Le porte-parole du ministère des Affaires étrangères d'Iran a déclaré que les négociations actuelles avec Oman sur la question du détroit d'Ormuz ont connu des « progrès positifs » sur les plans technique et politique. Le ministère des Affaires étrangères du Qatar a indiqué que des projets de « accord Iran-Etats-Unis » potentiels sont en cours de circulation entre les parties, mais qu'il n'existe pour l'instant aucun agenda établi pour des négociations directes entre l'Iran et les Etats-Unis, les communications se poursuivant toujours par l'intermédiaire de médiateurs, et qu'il est impossible de confirmer une date de conclusion d'un accord.
Le secrétaire d'État américain Rubio a déclaré que des progrès ont été réalisés dans les négociations entre les États-Unis et l'Iran concernant la réouverture du détroit d'Ormuz, et qu'il espère que cet accord sera rapidement conclu. Selon des sources, un accord sur la réouverture complète du détroit d'Ormuz pourrait être annoncé dans les prochaines heures ou demain.

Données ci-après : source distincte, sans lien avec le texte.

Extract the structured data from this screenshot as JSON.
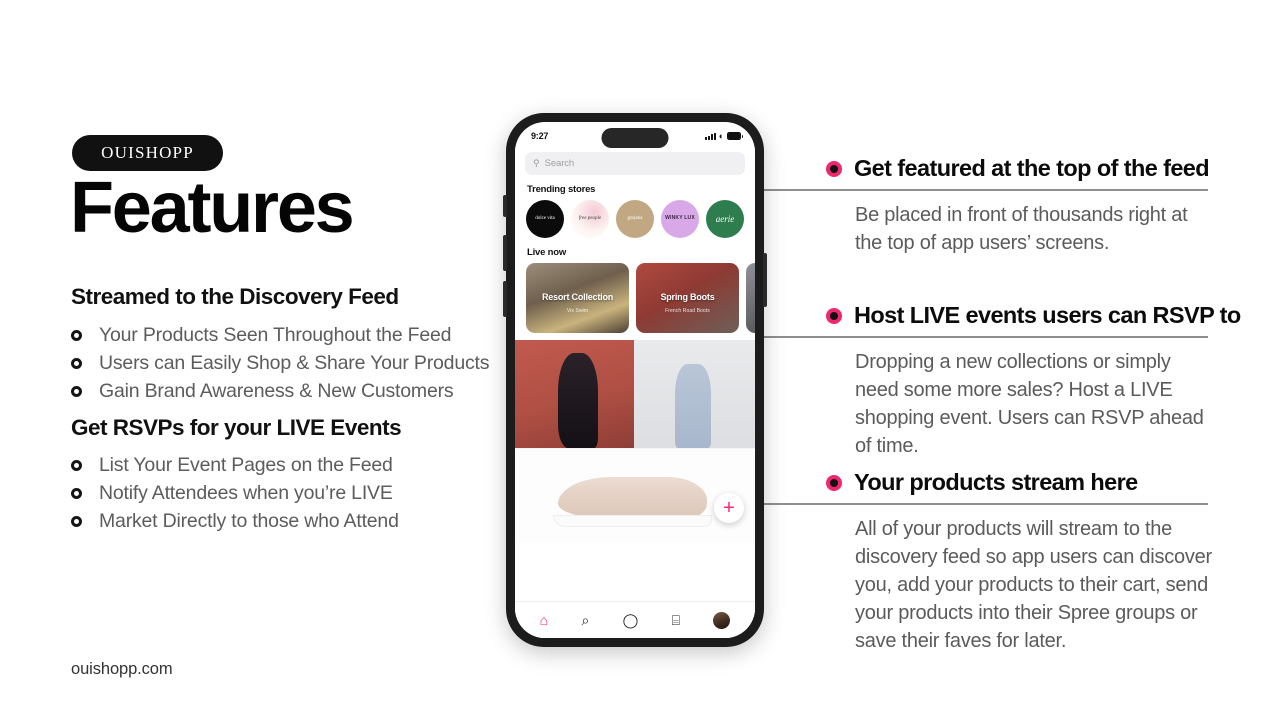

Il serait rapporté que la proposition temporaire de l'Iran pourrait conférer à Téhéran le contrôle sur les navires entrant dans le détroit, tandis qu'Oman serait chargé de coordonner la sortie des navires. Parallèlement, l'Iran envisagerait de permettre aux pays européens de participer au déminage du détroit et pourrait facturer des frais de maintenance aux Européens.
Le trafic maritime dans le détroit d'Ormuz reste risqué. Le ministère iraquien du Pétrole a indiqué que des pétroliers chargés de pétrole brut iraquien avaient traversé le détroit ; toutefois, d'autres rapports font état d'un navire indien qui a coulé après avoir été attaqué par un bateau sans pilote près de Hodeïda au Yémen, ainsi que d'un navire cargo grec, le « Minos Pioneer », qui a été visé par un missile du côté omanais, provoquant un incendie dans la machine et la disparition d'un membre d'équipage.
Le PDG de l'American Petroleum Institute a déclaré qu'environ 7 millions de barils de pétrole sont transportés chaque jour à travers le détroit d'Hormuz. Le Commandement central des États-Unis a indiqué qu'au 4 août, les forces armées américaines avaient modifié la trajectoire de 45 navires commerciaux, rendu deux navires commerciaux inopérants et effectué des inspections à bord de deux navires commerciaux.
En ce qui concerne les conflits, le président iranien Pezeshkian a déclaré que l'Iran défendra son territoire, mais ne cherche pas à poursuivre ou à élargir la guerre. Selon Reuters, l'armée américaine a consommé un grand nombre de missiles terrestres à longue portée pendant la guerre en Iran.
En outre, les Houthis ont déclaré avoir mené une attaque de drones contre une « cible sensible » à l'aéroport de Najran, dans le sud-ouest de l'Arabie saoudite. Du côté israélien, Netanyahou a déclaré que les troupes ne se retireraient pas de Gaza tant que le Hamas n'aurait pas été complètement désarmé ; le chef du Hezbollah libanais, Naim Qassem, a affirmé que le mouvement de résistance continuerait ses actions.
Sur le plan du marché, à mesure que les attentes d'une dégradation diplomatique s'intensifient, les prix du pétrole international ont récemment baissé de manière notable. Les analystes estiment que si un accord sur la navigation dans le détroit d'Hormuz est finalement mis en œuvre, cela pourrait soulager la pression sur l'approvisionnement énergétique, mais les conflits de longue date entre les États-Unis et l'Iran ainsi que les risques pour la sécurité régionale ne sont pas entièrement éliminés.